やめるときも、すこやかなるときも


今回の読書は、窪美澄さんの『やめるときも、すこやかなるときも』です。


家具職人の壱晴と、パンフレット制作会社で働く桜子…

ふたりの視点から描かれる、静かで深く、そして繊細な純愛小説です。


壱晴は、過去の喪失体験により、毎年12月になると声が出なくなる「記念日反応」という症状を抱えて生きてきました。桜子もまた、家庭の事情から恋愛に距離を置き、自分自身をどこか抑えて過ごしてきた女性です。そんなふたりが偶然出会い、それぞれの過去と向き合いながら、少しずつ心を通わせていきます。

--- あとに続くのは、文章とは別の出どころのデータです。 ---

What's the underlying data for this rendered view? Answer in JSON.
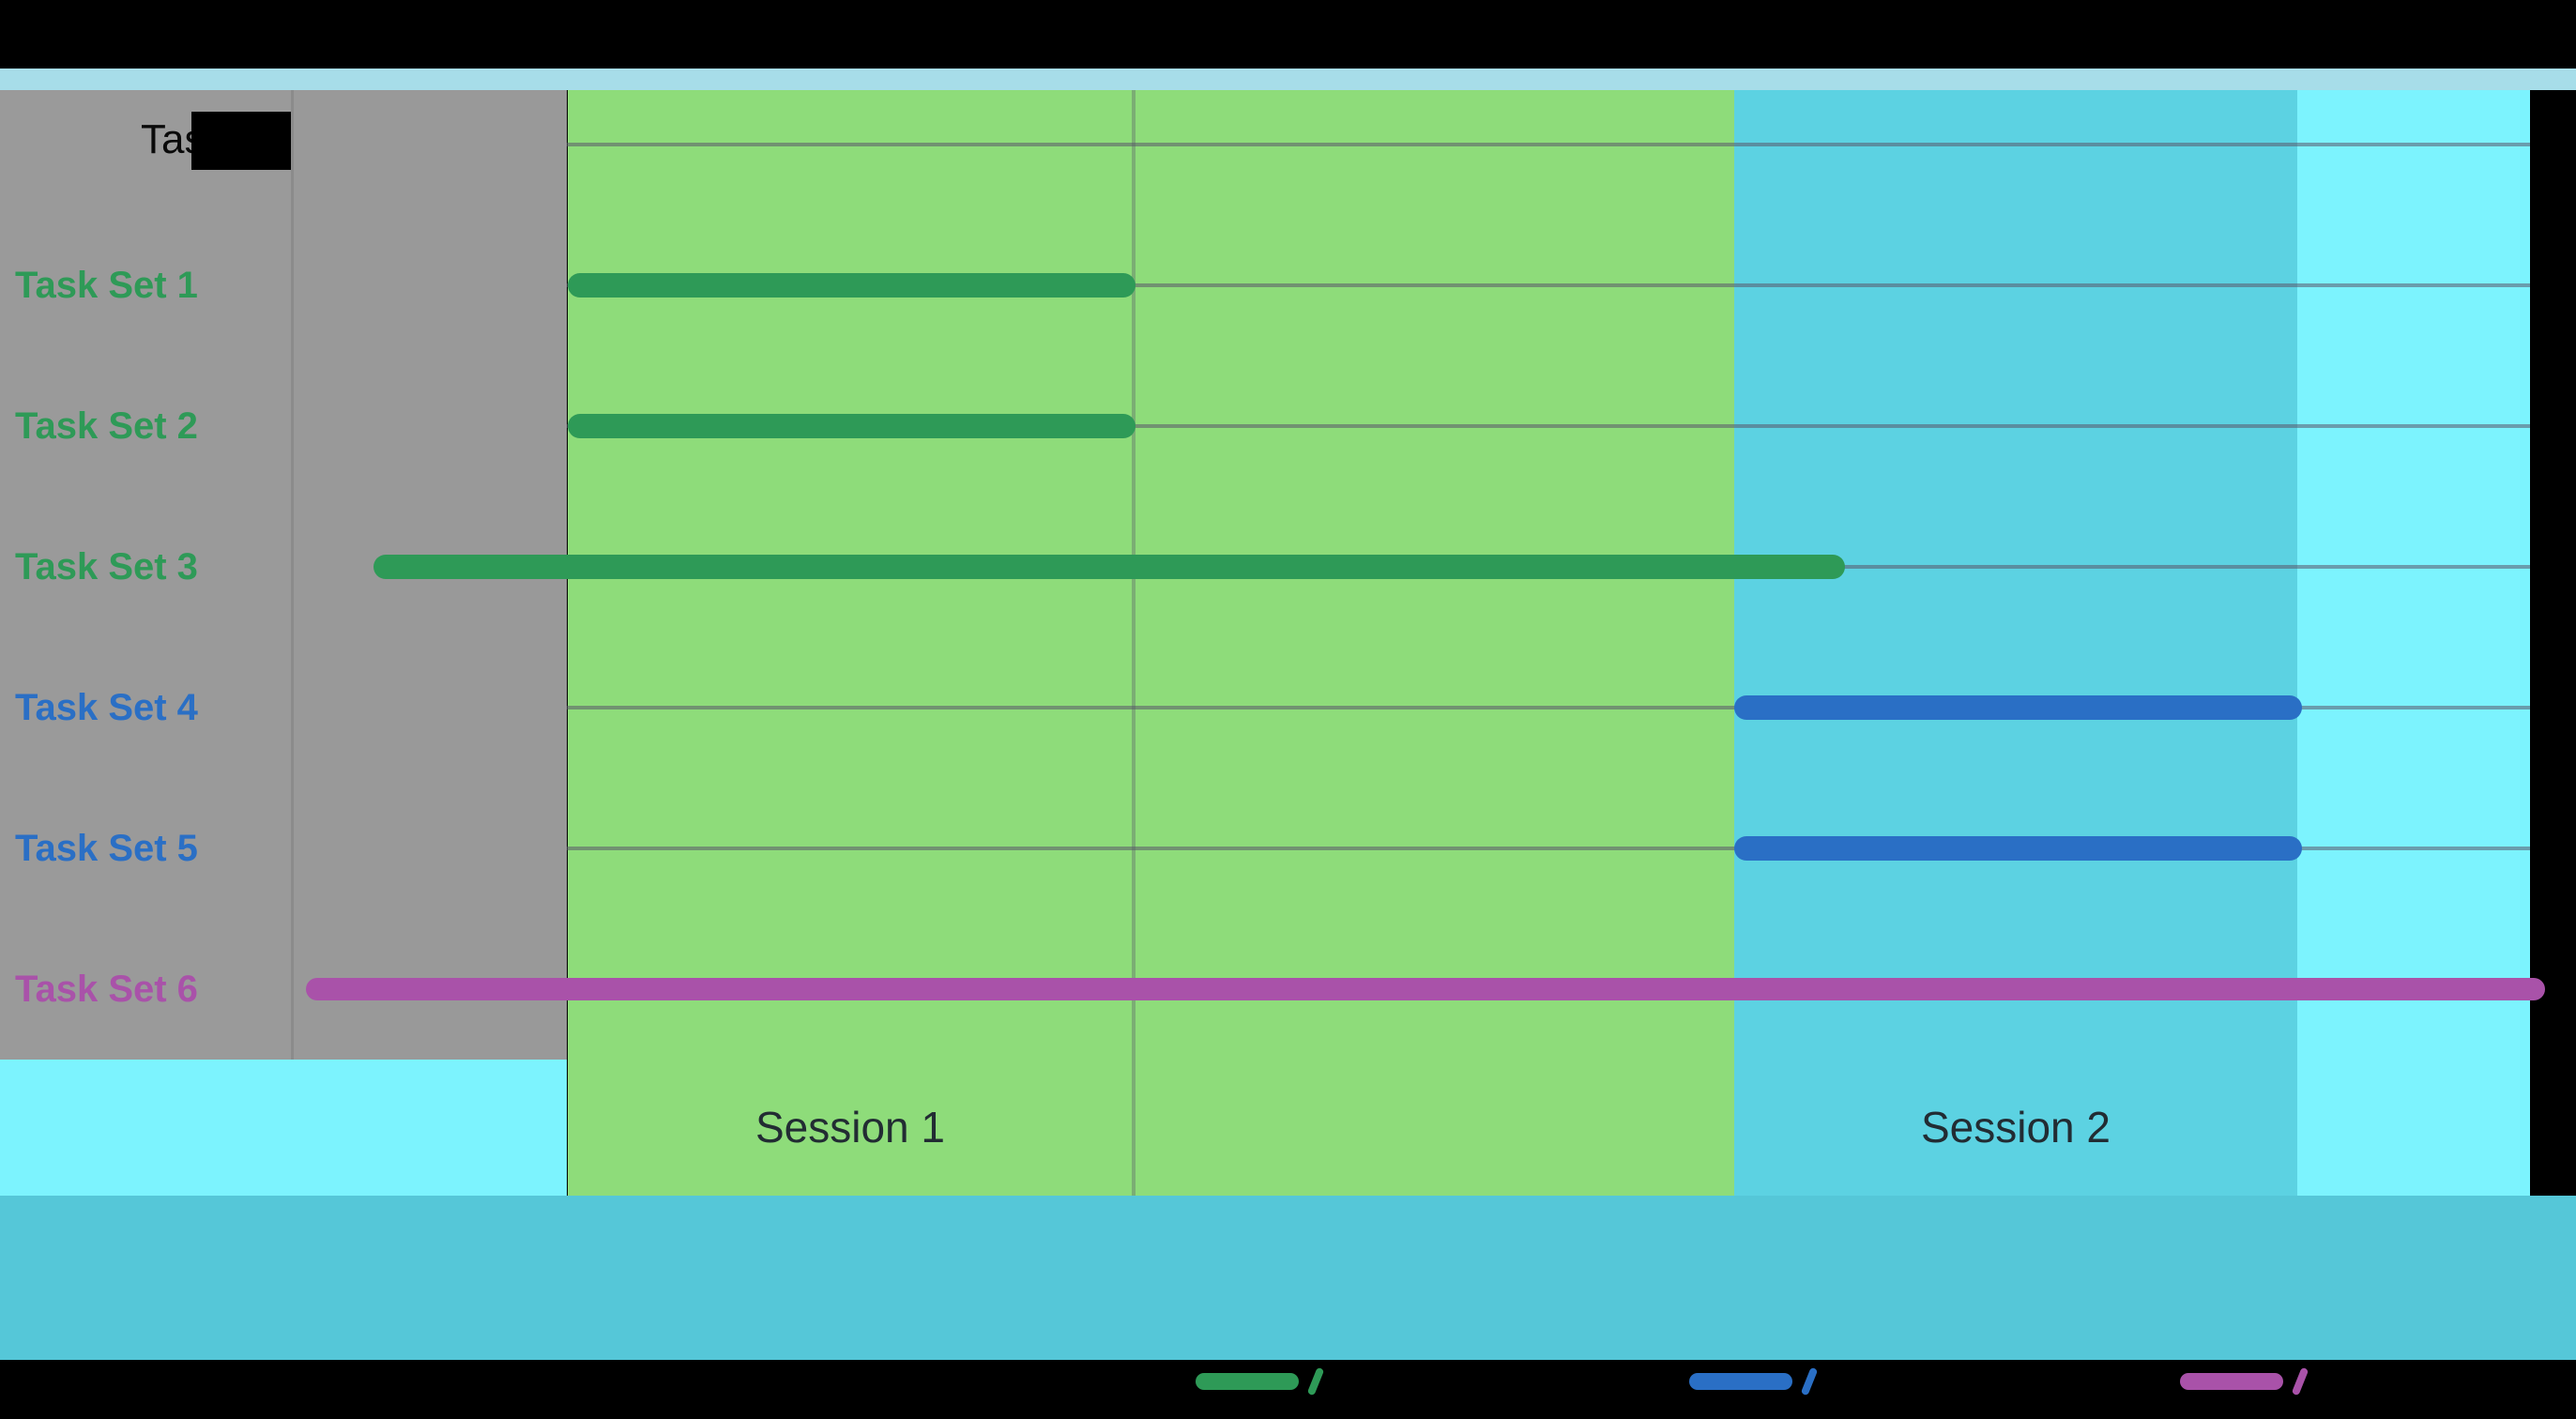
{
  "header": {
    "column_title": "Task"
  },
  "colors": {
    "background_black": "#000000",
    "label_column_gray": "#9a9a9a",
    "pre_session_column_gray": "#999999",
    "top_strip_blue": "#a7dde9",
    "session1_green": "#8edc7a",
    "session2_cyan": "#5cd2e2",
    "tail_column_cyan": "#7cf3fe",
    "bottom_band_cyan": "#55c7d8",
    "gridline_gray": "rgba(90,85,105,0.55)",
    "series_green": "#2e9a57",
    "series_blue": "#2a6fc5",
    "series_purple": "#a952a9",
    "session_label_text": "#222c33",
    "header_text": "#0a0a0a"
  },
  "chart_data": {
    "type": "bar",
    "variant": "gantt-timeline",
    "title": "",
    "xlabel": "",
    "ylabel": "Task",
    "x_axis": {
      "min": 0,
      "max": 100,
      "unit": "percent of visible timeline",
      "tick_labels_visible": false
    },
    "grid": true,
    "rows": [
      {
        "label": "Task Set 1",
        "series": "green",
        "start": 12.2,
        "end": 37.4
      },
      {
        "label": "Task Set 2",
        "series": "green",
        "start": 12.2,
        "end": 37.4
      },
      {
        "label": "Task Set 3",
        "series": "green",
        "start": 3.6,
        "end": 68.9
      },
      {
        "label": "Task Set 4",
        "series": "blue",
        "start": 64.0,
        "end": 89.2
      },
      {
        "label": "Task Set 5",
        "series": "blue",
        "start": 64.0,
        "end": 89.2
      },
      {
        "label": "Task Set 6",
        "series": "purple",
        "start": 0.6,
        "end": 100.0
      }
    ],
    "regions": [
      {
        "label": "Session 1",
        "start": 12.2,
        "end": 64.0,
        "color": "#8edc7a"
      },
      {
        "label": "Session 2",
        "start": 64.0,
        "end": 89.0,
        "color": "#5cd2e2"
      }
    ],
    "legend": {
      "position": "bottom",
      "entries": [
        {
          "name": "series-1-green",
          "color": "#2e9a57",
          "label": ""
        },
        {
          "name": "series-2-blue",
          "color": "#2a6fc5",
          "label": ""
        },
        {
          "name": "series-3-purple",
          "color": "#a952a9",
          "label": ""
        }
      ]
    }
  }
}
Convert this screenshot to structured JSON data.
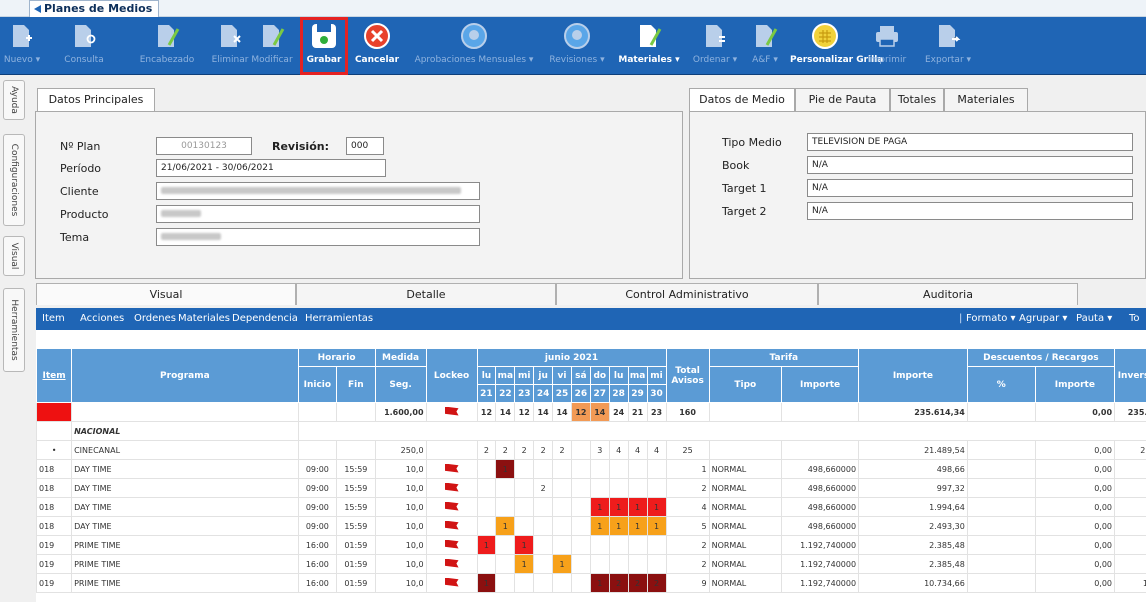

物語の終盤、壱晴の師匠である哲先生の言葉が、深く心に残りました。

亡くなる直前、壱晴に向けて告げられる「桜子さんから離れるな。工房に戻れ、壱晴」「作れよ」という言葉。

そこには、職人として一歩踏み出すこと、そして愛する人への迷いなき想いを込めるように椅子を作ることを伝える、師匠の深い愛情を感じました。

まさに壱晴が職人としての覚悟と、桜子への想いをひとつにした瞬間でした。


この作品のタイトルである「やめるときも、すこやかなるときも」は、結婚式の誓いの言葉から取られています。しかし、ここで描かれるのは理想よりも現実。


誰もが完璧ではないからこそ、葛藤しながら、支え合いながら生きていく。素の自分をさらけ出すことに不安を覚えつつも、それでも歩み寄ろうとするふたりの姿に、胸がぎゅっとなりました。


この本に出会い、前回読んだ作品同様、またひとつ家族という存在に想いを馳せることになりました。


不完全だからこそ愛おしい…そんな感覚を、丁寧に届けてくれる一冊です。